Fascia is the material that is installed on the underside of the part of the roof that overhangs the walls of your home. While it provides very little to the actual appearance of your home, fascia is important to protecting the interior of your house from leaks and water damage. There are three main types of fascia available on the market, each of which carries a different set of material qualities and advantages and drawbacks. Understanding what the differences are between the main types of fascia can help you choose the one that is the best fit for your home.


Fascia that is made out of UPVC is designed to be highly insulative, and it can help reduce the amount of heat exchange between your attic and the exterior of your home. This will reduce your energy bills over the long run and is a major benefit for homes located in any climate that experiences severe temperatures in either direction. Further, UPVC fascia is immune to rot and water damage and will not allow mold to begin to grow in extremely damp conditions. However, it should be noted that UPVC fascia boards tend to be more expensive than the other types of available fascia boards.

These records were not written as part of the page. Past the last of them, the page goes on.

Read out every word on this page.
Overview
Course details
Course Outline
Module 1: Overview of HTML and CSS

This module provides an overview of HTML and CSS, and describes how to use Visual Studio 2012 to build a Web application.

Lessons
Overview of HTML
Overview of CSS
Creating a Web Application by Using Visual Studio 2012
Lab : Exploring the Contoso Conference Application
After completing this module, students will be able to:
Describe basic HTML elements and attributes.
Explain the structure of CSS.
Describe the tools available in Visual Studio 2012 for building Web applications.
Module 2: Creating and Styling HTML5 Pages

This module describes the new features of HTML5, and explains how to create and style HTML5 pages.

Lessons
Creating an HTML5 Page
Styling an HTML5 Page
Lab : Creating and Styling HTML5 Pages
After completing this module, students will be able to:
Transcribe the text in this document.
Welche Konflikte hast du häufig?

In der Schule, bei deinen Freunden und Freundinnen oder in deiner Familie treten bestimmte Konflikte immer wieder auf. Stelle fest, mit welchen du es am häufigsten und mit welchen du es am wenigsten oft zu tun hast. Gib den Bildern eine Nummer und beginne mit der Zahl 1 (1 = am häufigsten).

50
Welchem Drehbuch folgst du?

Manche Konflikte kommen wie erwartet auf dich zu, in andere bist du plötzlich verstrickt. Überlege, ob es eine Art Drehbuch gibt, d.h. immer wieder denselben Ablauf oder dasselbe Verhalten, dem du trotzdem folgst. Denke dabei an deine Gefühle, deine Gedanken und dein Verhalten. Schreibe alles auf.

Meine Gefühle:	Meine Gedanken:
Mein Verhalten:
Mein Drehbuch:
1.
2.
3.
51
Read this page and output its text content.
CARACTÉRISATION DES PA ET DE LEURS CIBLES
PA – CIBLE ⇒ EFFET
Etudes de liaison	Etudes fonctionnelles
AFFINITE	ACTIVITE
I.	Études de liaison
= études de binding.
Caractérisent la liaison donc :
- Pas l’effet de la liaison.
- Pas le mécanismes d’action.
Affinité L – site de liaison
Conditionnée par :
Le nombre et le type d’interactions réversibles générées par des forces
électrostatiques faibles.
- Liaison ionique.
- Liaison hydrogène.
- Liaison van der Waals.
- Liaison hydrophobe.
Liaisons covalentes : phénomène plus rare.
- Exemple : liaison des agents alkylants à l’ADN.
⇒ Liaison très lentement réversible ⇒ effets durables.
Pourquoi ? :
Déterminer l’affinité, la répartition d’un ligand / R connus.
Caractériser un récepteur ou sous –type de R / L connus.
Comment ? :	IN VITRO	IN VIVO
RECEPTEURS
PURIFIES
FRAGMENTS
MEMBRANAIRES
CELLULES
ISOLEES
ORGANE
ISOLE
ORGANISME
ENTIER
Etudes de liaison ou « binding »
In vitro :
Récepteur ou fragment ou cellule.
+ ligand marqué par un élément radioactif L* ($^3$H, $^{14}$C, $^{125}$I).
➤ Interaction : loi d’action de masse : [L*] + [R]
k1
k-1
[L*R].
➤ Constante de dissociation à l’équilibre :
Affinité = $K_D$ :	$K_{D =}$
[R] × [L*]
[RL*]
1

Wooden fascia boards are the classic option for homeowners, and they provide a rustic appearance to your home. Wood is also fairly durable and is able to withstand a greater degree of physical abuse than UPVC fascia. However, it should be noted that fascia usually doesn't experience a great deal of physical damage in the first place, and it is not usually the focal point for people looking at your home. In addition, wood does not stand up to excessive water exposure very well and can warp and rot over time, requiring expensive replacement.


Vinyl is the most common type of fascia used in most homes today, largely due to its low price. Vinyl is much more affordable than the other two types of fascia and is immune to the rotting and mold growth that plagues wooden fascia. While vinyl is susceptible to cracking and becoming brittle due to UV exposure, the position of fascia on your home means that it will likely not experience a great deal of sun exposure. The main downside of vinyl fascia is that it does not provide the same insulative benefit that UPVC fascia does, which can allow a greater degree of heat transfer between your attic and the exterior of your home.